|
Porto di Napoli
15 gennaio 2019, Aggiornato alle 17,10
intersped

Informazioni MarittimeInformazioni Marittime

Politiche marittime

Cold ironing, De Monte: "L'Europa deve incentivarlo"

L'eurodeputata PD interroga la Commissione europea sulle cose da fare per alimentare con l'elettricità le navi attraccate nei porti


Si chiama cold ironing. L'Ue lo ha battezzato shore side electricity (SSE). Permette di alimentare le navi attraccate in porto con la corrente ellettrica della rete urbana, senza utilizzare i motori ausiliari dell'imbarcazione, quindi senza lasciare che i fumaioli emettano fumi.
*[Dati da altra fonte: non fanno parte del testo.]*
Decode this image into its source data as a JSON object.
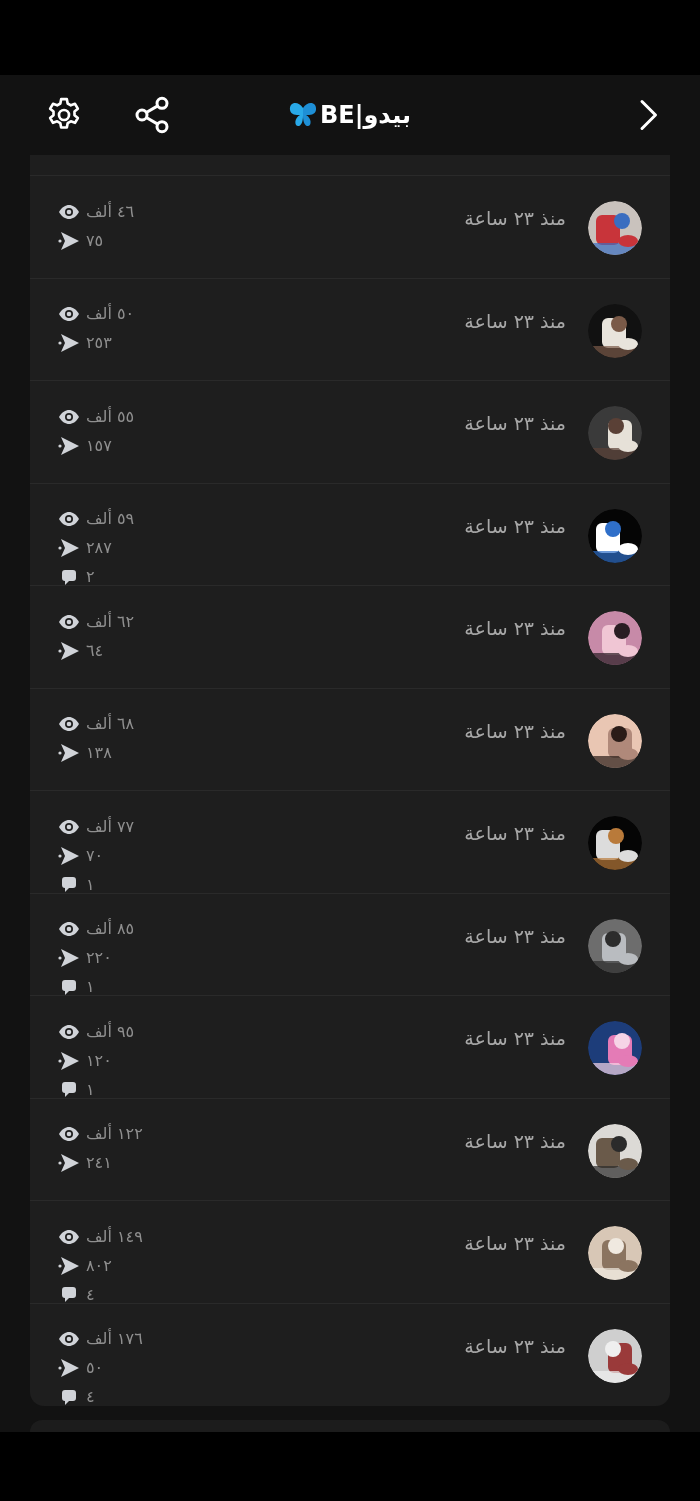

Ma «il business dell'SSE è ostacolato dall'attuale regime fiscale, che rende impossibile per la SSE essere competitivo», sottolinea Isabella De Monte, eurodeputata del Pd, componente della Commissione Trasporti e turismo.

Secondo De Monte, l'Ue deve indicare chiaramente come intende incentivare e sviluppare la tecnologia, sia sugli impianti di energia elettrica a terra che nei porti. 'Attaccare a una spina' una nave può sembrare un'operazione semplice ma richiede, in primo luogo, un'uniformità degli standard: di alimentazione (come per esempio sono diverse tra loro le prese elettriche di Londra, New York e Malaga) e di distribuzione (la tensione, per esempio). In secondo luogo una politica dei costi: 'attaccare una nave' a una spina in certi casi può essere complicato, un po' come ricaricare un'automobile con l'elettricità di casa. De Monte chiede alla Commissione Ue «quali sono le azioni concrete che intende intraprendere per facilitare la diffusione e il potenziamento di questa tecnologia» e se sia «intenzionata a promuovere l'accesso ai finanziamenti del CEF, il fondo della Commissione al settore trasporti».

Secondo De Monte, il cold ironing riduce «drasticamente l'impatto ambientale del trasporto marittimo, creando al contempo nuove e interessanti opportunità di business».  «Con gli impianti di energia elettrica a terra le navi potrebbero spegnere i motori mentre si collegano a una fonte di energia a terra, riducendo sia il rumore che le vibrazioni e le emissioni di inquinanti e di CO2, diminuendo anche i costi operativi. I vantaggi, dal punto di vista ambientale ed economico, sarebbero rilevanti. Tuttavia il business dell'SSE è ostacolato dall'attuale regime fiscale, che rende impossibile per la SSE essere competitivo».